Fuel scarcity holds Abuja residents to ransom despite Senate’s ultimatum
The Development may be ridiculing a seven-day ultimatum issued by the Senate on January 25, asking the Nigerian National Petroleum Corporation (NNPC), to find a lasting solution to the persistent fuel scarcity across the country.
Most fuel stations were under lock across the city, while the few that opened for business were besieged by heavy traffic of motorists and people, who were jostling to buy petroleum products.
A haulage expert at the Suleja depot, where products are distributed to the FCT, who pleaded anonymity, said there was a sharp decline in trucking in the depot close to about 30 per cent.
“I don’t think this problem will be solved until marketers are allowed to bring in products, and sell at landing cost. Products are not coming into the depot as before. From my records, there is already a sharp reduction of about 30 per cent,” he said.
But the spokesman of NNPC, Ndu Ughamadu, insisted that the Corporation alongside its sister agencies, was doing everything possible to ensure normalcy returned to the country.
“We have increased truck-out of petrol to Abuja to 90 trucks per day to ensure that all the queues disappear,” Ughamadu said.
He blamed the situation in the FCT to diversion of trucks by greedy marketers, who want to sell at exorbitant prices.
Ughamadu said the agencies monitoring the situation have arrested numbers of errant operators, including players, who were diverting products to the Benin Republic.
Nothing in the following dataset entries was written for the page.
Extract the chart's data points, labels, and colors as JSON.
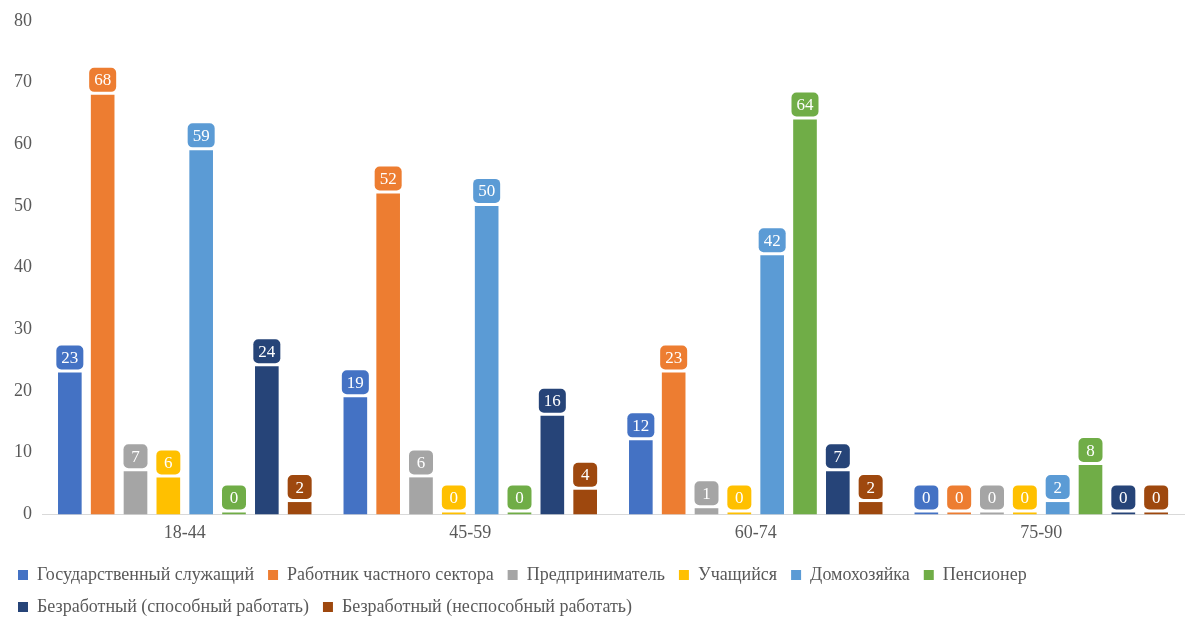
{
  "chart_data": {
    "type": "bar",
    "categories": [
      "18-44",
      "45-59",
      "60-74",
      "75-90"
    ],
    "series": [
      {
        "name": "Государственный служащий",
        "color": "#4472c4",
        "values": [
          23,
          19,
          12,
          0
        ]
      },
      {
        "name": "Работник частного сектора",
        "color": "#ed7d31",
        "values": [
          68,
          52,
          23,
          0
        ]
      },
      {
        "name": "Предприниматель",
        "color": "#a5a5a5",
        "values": [
          7,
          6,
          1,
          0
        ]
      },
      {
        "name": "Учащийся",
        "color": "#ffc000",
        "values": [
          6,
          0,
          0,
          0
        ]
      },
      {
        "name": "Домохозяйка",
        "color": "#5b9bd5",
        "values": [
          59,
          50,
          42,
          2
        ]
      },
      {
        "name": "Пенсионер",
        "color": "#70ad47",
        "values": [
          0,
          0,
          64,
          8
        ]
      },
      {
        "name": "Безработный (способный работать)",
        "color": "#264478",
        "values": [
          24,
          16,
          7,
          0
        ]
      },
      {
        "name": "Безработный (неспособный работать)",
        "color": "#9e480e",
        "values": [
          2,
          4,
          2,
          0
        ]
      }
    ],
    "ylim": [
      0,
      80
    ],
    "yticks": [
      0,
      10,
      20,
      30,
      40,
      50,
      60,
      70,
      80
    ],
    "grid": false,
    "legend": "bottom",
    "data_labels": true
  }
}
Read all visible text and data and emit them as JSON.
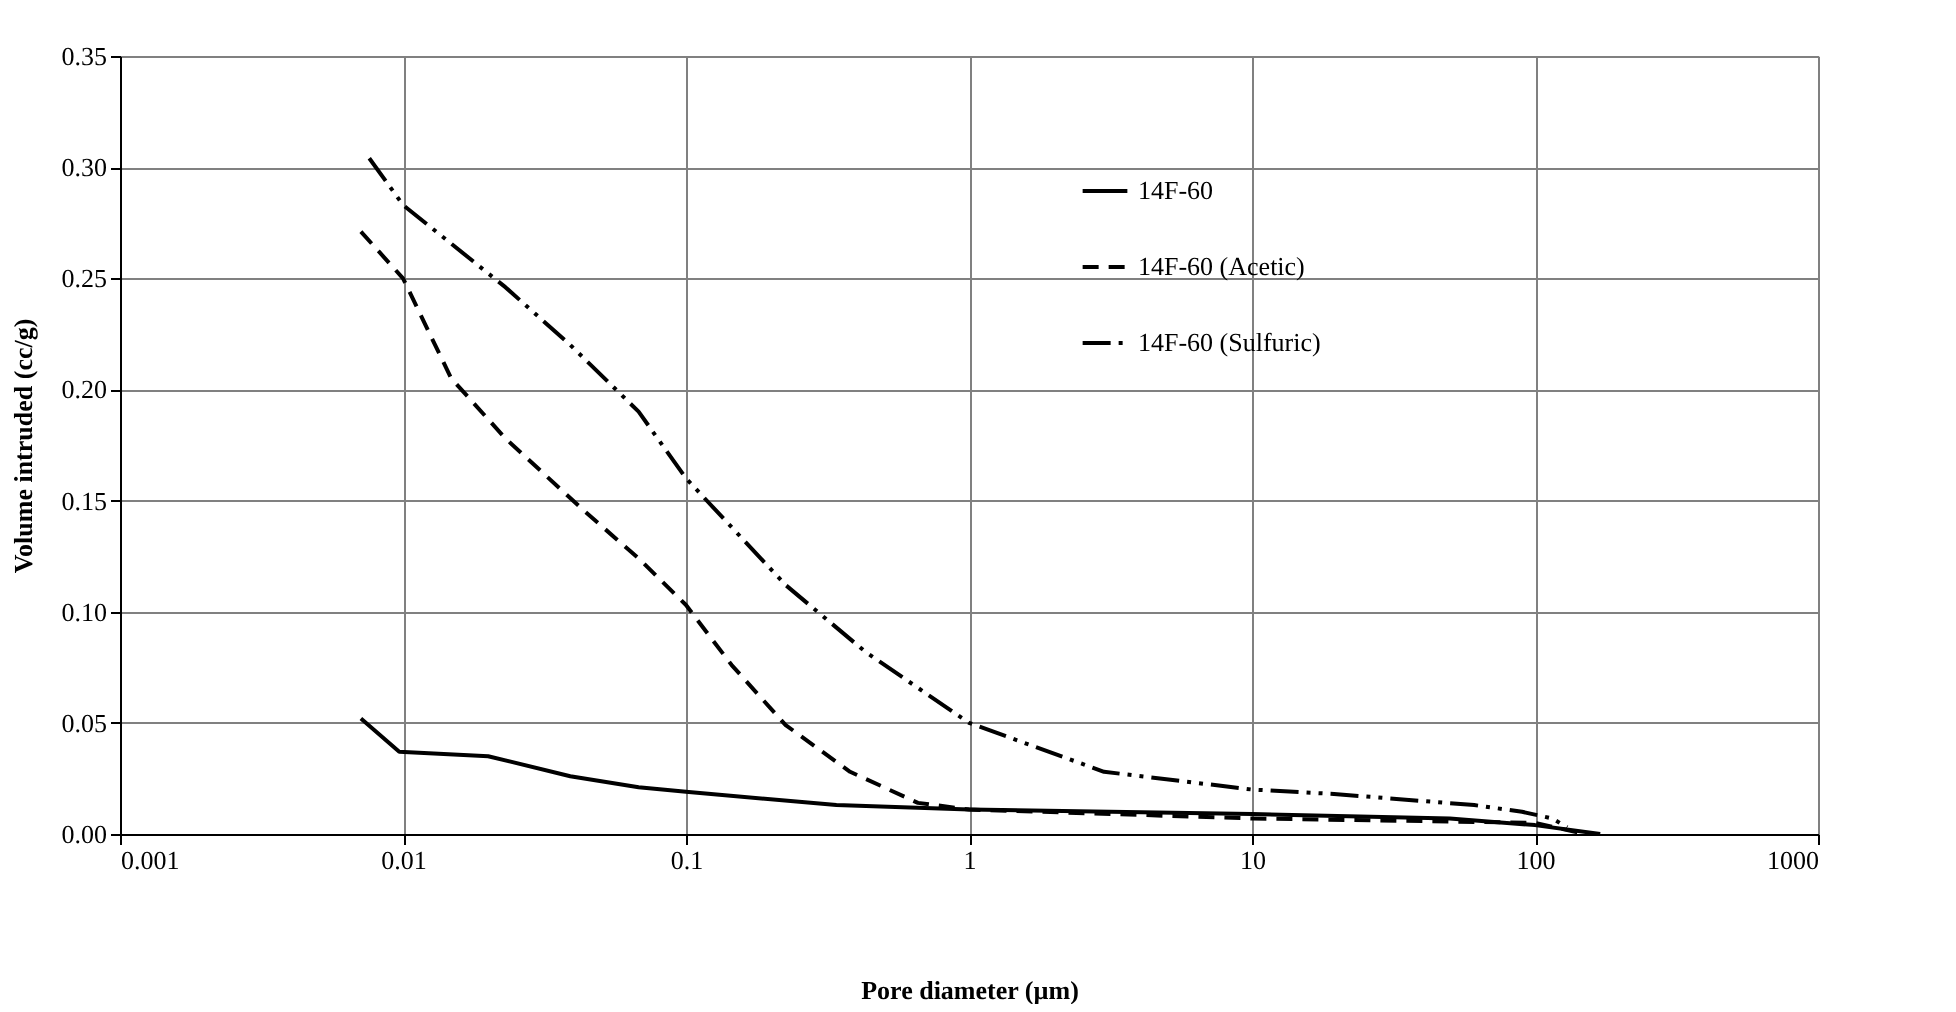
{
  "chart_data": {
    "type": "line",
    "xlabel": "Pore diameter (µm)",
    "ylabel": "Volume intruded (cc/g)",
    "log": "x",
    "xlim": [
      0.001,
      1000
    ],
    "xticks": [
      0.001,
      0.01,
      0.1,
      1,
      10,
      100,
      1000
    ],
    "ylim": [
      0,
      0.35
    ],
    "yticks": [
      {
        "value": 0,
        "label": "0.00"
      },
      {
        "value": 0.05,
        "label": "0.05"
      },
      {
        "value": 0.1,
        "label": "0.10"
      },
      {
        "value": 0.15,
        "label": "0.15"
      },
      {
        "value": 0.2,
        "label": "0.20"
      },
      {
        "value": 0.25,
        "label": "0.25"
      },
      {
        "value": 0.3,
        "label": "0.30"
      },
      {
        "value": 0.35,
        "label": "0.35"
      }
    ],
    "grid": true,
    "legend": "top right",
    "marker": "none",
    "series": [
      {
        "name": "14F-60",
        "color": "#000000",
        "line_style": "solid",
        "x": [
          0.0071,
          0.0097,
          0.02,
          0.039,
          0.068,
          0.1,
          0.34,
          1,
          10,
          50,
          100,
          170
        ],
        "values": [
          0.052,
          0.037,
          0.035,
          0.026,
          0.021,
          0.019,
          0.013,
          0.011,
          0.009,
          0.007,
          0.004,
          0
        ]
      },
      {
        "name": "14F-60 (Acetic)",
        "color": "#000000",
        "line_style": "dashed",
        "x": [
          0.0071,
          0.01,
          0.0148,
          0.023,
          0.044,
          0.068,
          0.1,
          0.145,
          0.225,
          0.38,
          0.66,
          1,
          10,
          100,
          150
        ],
        "values": [
          0.271,
          0.25,
          0.205,
          0.178,
          0.145,
          0.124,
          0.103,
          0.076,
          0.049,
          0.028,
          0.014,
          0.011,
          0.007,
          0.005,
          0
        ]
      },
      {
        "name": "14F-60 (Sulfuric)",
        "color": "#000000",
        "line_style": "dashdot",
        "x": [
          0.0076,
          0.01,
          0.023,
          0.039,
          0.068,
          0.1,
          0.225,
          0.43,
          1,
          3,
          10,
          19.5,
          61,
          90,
          115,
          130
        ],
        "values": [
          0.304,
          0.283,
          0.246,
          0.22,
          0.19,
          0.16,
          0.112,
          0.082,
          0.05,
          0.028,
          0.02,
          0.018,
          0.013,
          0.01,
          0.007,
          0.003
        ]
      }
    ]
  }
}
This comes as the Kaduna State Government warned petroleum marketers against the diversion of products to the black market; as such acts have worsened the scarcity of products in the state.
The government also directed marketers and other stakeholders to ensure that petrol was sold at N145/litre.
A statement issued by Senior Special Assistant, Media and Publicity, Samuel Aruwan, further said security agencies had been directed to monitor petrol stations day and night to ensure absolute compliance.